Cerebras Systems, a US based startup, launched largest chip integrating more than 1.2 trillion transistors and sized at 46,225 square millimeters. The new Cerebras Wafer Scale Engine (WSE) chip is optimized for AI and is 56.7 times larger than the largest graphics processing unit that measures 815 square millimetres and contains 21.1 billion transistors. The new Cerebras Wafer Scale Engine (WSE) provides 3,000 times more high speed, on-chip memory and comes with 10,000 times more memory bandwidth. The larger size of the chip ensures that information can be processed more quickly and can even reduce the time-to-insight, or “training time” which enables the researchers to test more ideas, use more data and solve new problems.
The Cerebras WSE is designed for AI and contains fundamental innovations that advance state of the art by solving decades-old technical challenges that is limited chip size – such as cross-reticle connectivity, yield, power delivery and packaging. The WSE can accelerate calculations and communications, which reduces training time. The WSE has 56.7 times more silicon area than the largest graphics processing unit. Also, The WSE can provide more cores to do more calculations and features more memory closer to the cores, so the cores can operate efficiently. All the communication is kept on silicon itself because of its vast array of cores and memory are embedded on a single chip.
The Cerebras WSE chip contains 46,225mm2 of silicon and houses 400,000 AI-optimised, no-cache, no-overhead, compute cores and 18 gigabytes of local, distributed, superfast SRAM memory. The chip comes with 9 petabytes per second of memory bandwidth where cores are linked together with a fine-grained, all-hardware, on-chip mesh-connected communication network that delivers an aggregate bandwidth of 100 petabits per second.
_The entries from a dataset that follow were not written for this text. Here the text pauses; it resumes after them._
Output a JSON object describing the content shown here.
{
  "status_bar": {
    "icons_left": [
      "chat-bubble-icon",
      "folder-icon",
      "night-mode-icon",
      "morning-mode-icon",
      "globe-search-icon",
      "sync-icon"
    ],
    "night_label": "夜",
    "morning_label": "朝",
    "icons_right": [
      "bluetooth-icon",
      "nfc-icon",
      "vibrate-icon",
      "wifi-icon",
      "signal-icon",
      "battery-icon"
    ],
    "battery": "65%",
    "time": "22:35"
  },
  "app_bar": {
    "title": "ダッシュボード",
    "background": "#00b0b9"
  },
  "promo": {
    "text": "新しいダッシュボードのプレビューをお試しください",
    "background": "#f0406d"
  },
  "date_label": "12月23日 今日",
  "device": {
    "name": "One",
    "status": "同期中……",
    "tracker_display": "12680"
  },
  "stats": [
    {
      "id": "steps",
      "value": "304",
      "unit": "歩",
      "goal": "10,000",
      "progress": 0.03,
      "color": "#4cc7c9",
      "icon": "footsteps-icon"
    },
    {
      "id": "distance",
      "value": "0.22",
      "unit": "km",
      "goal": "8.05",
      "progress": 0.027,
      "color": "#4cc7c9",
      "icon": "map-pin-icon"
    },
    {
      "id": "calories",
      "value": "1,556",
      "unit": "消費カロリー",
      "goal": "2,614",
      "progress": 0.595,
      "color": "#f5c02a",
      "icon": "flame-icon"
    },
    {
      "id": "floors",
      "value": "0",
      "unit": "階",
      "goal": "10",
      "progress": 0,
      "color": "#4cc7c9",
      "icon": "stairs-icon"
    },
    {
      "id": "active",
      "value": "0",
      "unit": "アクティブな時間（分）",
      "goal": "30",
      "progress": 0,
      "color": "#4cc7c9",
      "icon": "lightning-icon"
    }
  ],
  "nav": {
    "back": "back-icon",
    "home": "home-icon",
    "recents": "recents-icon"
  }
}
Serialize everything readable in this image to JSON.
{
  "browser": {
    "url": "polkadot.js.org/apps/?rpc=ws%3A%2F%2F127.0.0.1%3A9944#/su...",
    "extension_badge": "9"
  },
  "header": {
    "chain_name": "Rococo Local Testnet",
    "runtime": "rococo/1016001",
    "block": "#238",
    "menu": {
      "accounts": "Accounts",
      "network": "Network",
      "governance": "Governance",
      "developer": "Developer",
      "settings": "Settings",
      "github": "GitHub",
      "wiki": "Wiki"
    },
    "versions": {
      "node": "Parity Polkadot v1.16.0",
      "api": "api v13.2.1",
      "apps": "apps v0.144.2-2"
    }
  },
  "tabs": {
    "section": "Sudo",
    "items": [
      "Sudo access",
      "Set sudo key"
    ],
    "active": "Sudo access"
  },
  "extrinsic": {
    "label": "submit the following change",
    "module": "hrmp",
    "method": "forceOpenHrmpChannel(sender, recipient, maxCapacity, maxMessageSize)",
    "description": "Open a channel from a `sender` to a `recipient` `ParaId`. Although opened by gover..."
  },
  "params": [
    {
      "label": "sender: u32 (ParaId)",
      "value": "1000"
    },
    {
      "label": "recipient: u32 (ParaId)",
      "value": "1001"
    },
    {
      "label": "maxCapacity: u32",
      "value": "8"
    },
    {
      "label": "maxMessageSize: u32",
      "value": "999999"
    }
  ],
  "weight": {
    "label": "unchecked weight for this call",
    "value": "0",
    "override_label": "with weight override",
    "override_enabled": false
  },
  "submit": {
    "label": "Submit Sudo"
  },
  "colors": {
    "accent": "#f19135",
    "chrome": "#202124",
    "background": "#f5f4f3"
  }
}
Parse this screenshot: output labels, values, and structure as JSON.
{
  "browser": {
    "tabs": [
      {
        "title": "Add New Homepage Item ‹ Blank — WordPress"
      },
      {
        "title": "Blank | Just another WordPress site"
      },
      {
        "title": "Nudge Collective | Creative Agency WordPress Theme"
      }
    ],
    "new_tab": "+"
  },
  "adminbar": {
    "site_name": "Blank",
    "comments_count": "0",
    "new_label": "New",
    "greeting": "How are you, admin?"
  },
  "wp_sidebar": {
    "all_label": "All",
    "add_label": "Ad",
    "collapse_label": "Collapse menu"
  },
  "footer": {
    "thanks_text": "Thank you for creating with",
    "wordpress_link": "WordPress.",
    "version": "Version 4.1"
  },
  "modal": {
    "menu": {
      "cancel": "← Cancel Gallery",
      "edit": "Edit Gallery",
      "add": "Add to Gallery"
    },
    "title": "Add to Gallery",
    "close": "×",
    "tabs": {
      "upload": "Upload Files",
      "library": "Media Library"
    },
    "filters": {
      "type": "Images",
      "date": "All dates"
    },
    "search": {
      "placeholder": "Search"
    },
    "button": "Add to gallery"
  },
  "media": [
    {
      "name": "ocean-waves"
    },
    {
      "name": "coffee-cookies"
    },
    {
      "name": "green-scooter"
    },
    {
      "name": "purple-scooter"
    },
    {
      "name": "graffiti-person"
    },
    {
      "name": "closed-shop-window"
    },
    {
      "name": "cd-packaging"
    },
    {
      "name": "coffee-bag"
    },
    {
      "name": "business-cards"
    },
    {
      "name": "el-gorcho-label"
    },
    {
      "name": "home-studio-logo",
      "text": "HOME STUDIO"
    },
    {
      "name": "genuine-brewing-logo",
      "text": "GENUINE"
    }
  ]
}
This means that the low-latency communication bandwidth of WSE is extremely large which make the groups of cores to collaborate with maximum efficiency, and memory bandwidth is no longer a bottleneck. More local memory, more cores and a low latency high bandwidth fabric combined together forms the optimal architecture for accelerating AI work.
The features of Cerebras WSE chip:
- Increased cores: The WSE integrates 400,000 AI-optimized compute cores called as SLAC (Sparse Linear Algebra Cores) which are programmable, flexible, and optimized for the sparse linear algebra which underpins all neural network computation. SLAC’s programmability feature ensures that the cores can easily run all neural network algorithms in ever changing machine learning field. The WSE cores incorporate Cerebras-invented sparsity harvesting technology that accelerate computational performance on sparse workloads (workloads that contain zeros) like deep learning.
- Enhanced Memory: The Cerebras WSE integrates more local memory along with more cores which is more than any chip that enables flexible, fast computation at lower latency and with less energy. The WSE comes with 18 GB (Gigabytes) of on-chip memory accessible by its core in one clock cycle. This collection of core-local memory makes the WSE to deliver an aggregate of 9 petabytes per second of memory bandwidth which is 10,000 X more memory bandwidth and 3,000 X more on-chip memory than the graphics processing unit has currently.
- Communication Fabric: The Cerebras WSE uses Swarm™ communication fabric which is the interprocessor communication fabric that makes it to achieve breakthrough bandwidth and low latency at a fraction of the power draw of the traditional communication techniques. The Swarm communication fabric gives a low-latency, high-bandwidth, 2D mesh that links all 400,000 cores on the WSE with an aggregate 100 petabits per second of bandwidth. Swarm also supports single-word active messages which can be handled by receiving cores without any software overhead. The hardware handles routing, reliable message delivery, and synchronization whereas software configures the optimal communication path through the 400,000 cores to connect processors according to the structure of the particular user-defined neural network being run.